This weekend I did something I never thought I’d do—I returned to my hometown and went to my high school’s Homecoming football game. I graduated 26 years ago, and never really wanted to return to my high school.
Even though I’d played in the band and played sports all through high school, I didn’t have any desire to return after I graduated. I was excited to go to college and move out of my hometown. I couldn’t wait for my next adventure.
But this past weekend, my youngest sister Debbie was inducted into our high school Athletic Hall of Honor. A star basketball player in both high school and college (as well as a high school tennis player and track and field athlete), the news that she was being inducted did not surprise me at all. So, my family and I made the trip to Minnesota for her induction.
I’m not sure the last time I actually was even in my high school. It’s been at least 20 years since I had been inside the school and since that time they have made a number of changes. But, as I walked around with my two children, there were still many things that had not changed.
I showed them the hallway where my locker used to be. We walked by my favorite high school teacher, Mr. Olson’s classroom where even though I didn’t really love science, he still gave me great suggestions for books he thought I would like and played his guitar to teach us about sound waves. We walked upstairs where all the English classes were and I told them about the classes I took and some of the other teachers I loved. Some of the teachers I had retired or moved on, but a number of them were still there.
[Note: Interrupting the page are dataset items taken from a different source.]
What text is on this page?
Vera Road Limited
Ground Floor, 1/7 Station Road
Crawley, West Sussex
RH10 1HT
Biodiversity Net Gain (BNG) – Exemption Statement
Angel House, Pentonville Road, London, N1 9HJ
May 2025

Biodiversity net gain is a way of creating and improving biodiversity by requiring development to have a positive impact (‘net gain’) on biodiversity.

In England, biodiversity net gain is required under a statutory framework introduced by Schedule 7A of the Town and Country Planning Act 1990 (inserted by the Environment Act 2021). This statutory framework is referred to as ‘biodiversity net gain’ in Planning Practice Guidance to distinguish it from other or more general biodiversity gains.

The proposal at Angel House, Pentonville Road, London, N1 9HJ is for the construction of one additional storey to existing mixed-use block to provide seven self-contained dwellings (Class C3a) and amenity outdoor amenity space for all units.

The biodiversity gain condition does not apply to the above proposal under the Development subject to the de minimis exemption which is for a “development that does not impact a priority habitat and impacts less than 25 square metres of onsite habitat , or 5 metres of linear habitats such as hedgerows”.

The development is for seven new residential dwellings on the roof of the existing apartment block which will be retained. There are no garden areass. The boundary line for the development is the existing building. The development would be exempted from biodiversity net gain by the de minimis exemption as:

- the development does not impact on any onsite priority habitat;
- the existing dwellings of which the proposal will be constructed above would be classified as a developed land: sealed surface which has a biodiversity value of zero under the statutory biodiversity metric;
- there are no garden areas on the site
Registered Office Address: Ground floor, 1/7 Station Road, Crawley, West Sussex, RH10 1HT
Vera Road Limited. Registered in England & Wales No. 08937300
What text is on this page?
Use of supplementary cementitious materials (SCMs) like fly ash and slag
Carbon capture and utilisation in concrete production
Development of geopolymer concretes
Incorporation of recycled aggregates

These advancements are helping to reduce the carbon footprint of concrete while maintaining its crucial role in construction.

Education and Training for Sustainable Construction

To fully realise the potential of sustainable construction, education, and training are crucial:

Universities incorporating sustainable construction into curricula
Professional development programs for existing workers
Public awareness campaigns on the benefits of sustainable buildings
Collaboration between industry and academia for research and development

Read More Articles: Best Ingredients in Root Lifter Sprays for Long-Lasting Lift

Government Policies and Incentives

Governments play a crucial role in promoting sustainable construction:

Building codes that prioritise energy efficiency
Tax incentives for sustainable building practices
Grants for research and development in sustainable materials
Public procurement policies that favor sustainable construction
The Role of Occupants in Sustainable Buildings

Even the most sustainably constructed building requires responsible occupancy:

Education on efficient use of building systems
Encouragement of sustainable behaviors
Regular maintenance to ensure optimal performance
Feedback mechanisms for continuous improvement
Or, they have children who are now teaching in the district.
Jack loved that my high school mascot was a Spartan. He thought that was really cool. I enjoyed showing my kids around and talking about what had changed—where I used to eat lunch is now the office space and an open area—and what has stayed the same.
During the Hall of Honor induction ceremony, my sister’s high school basketball coach talked about what a privilege it was to coach her and how lucky the district is to have her there as a teacher where she has taught middle school for the past 14 years.
As I watched my sister be announced on the football field during half-time, I listened to all her students scream her name. I heard the cheers from her students and her former students. I watched the influence she’s made on the community and it made me think about Macomb. I thought of what it means for young people to see their teacher being honored. And what it means for a community to have teachers so invested that they are still teaching there and are committed to the community.
Homecoming is important for many people. It is a way to honor our hometowns and our communities. It is a way to bring people together and reminisce. Yet, I am not saying that high school or homecoming is always perfect. Sometimes nostalgia can make us forget about real issues in our high school or communities. But I want our community to work to make our local schools, stores, restaurants, and streets a place that all community members can feel safe, comfortable and wanted.
At the Homecoming game, we watched as middle and high school students ran around and the team played. When I went to high school in the 1980s, my small Midwestern town did not have a great deal of racial diversity. But now, there was more racial diversity at that homecoming game then there had been in my entire elementary to high school experience. Students, teachers, and community members were hanging out, enjoying the game, or just enjoying being part of the experience.
I’ve always said where I grew up was similar to Macomb. I was closer to a larger city, but I still went to school with people I had known since Kindergarten (some that I still talk to). Going home, specifically back to my high school, made me think about what I want for my children and the children of our community.
I really love this community. I feel as though there is so much potential. But, we are living in some tense times. Although I’m not sure any of what is going on at the moment in our country is new, it is being heightened and brought to the forefront due to leadership and decisions that are being made at our local, state, and national levels. And, our community is changing. I want us to start to accept those changes in our communities.
I want my children to be able to walk the halls of their high school and have positive memories. I want them to remember teachers fondly, to get together with some of their high school friends when they come back to town. I want my children to see diversity and to be able to be not only tolerant of others, but understanding of others’ lives and choices. I want my children to have friends of different races, religious beliefs, abilities, genders, sexualities, and even political beliefs. I want all people to feel they can move to Macomb and the surrounding communities and feel accepted.
In the coming weeks, please start to think about our community. Think about the decisions you make when you criticize the students who are here or when you don’t make an effort to learn about the lives and histories of those around you. Be respectful of the people who have made homes in this community for decades and those who have recently chosen to make it their home. Think about what it means when you go to vote. Who do you want representing you and your community? I ask that you think about your choices and don’t make decisions out of fear, but make decisions based on how you want to embrace the changing community and all the ways in which diversity opens our lives to new experiences.
Rebekah Buchanan is an Assistant Professor of English at Western Illinois University.
The opinions expressed are not necessarily those of the University or Tri States Public Radio. Diverse viewpoints are welcome and encouraged.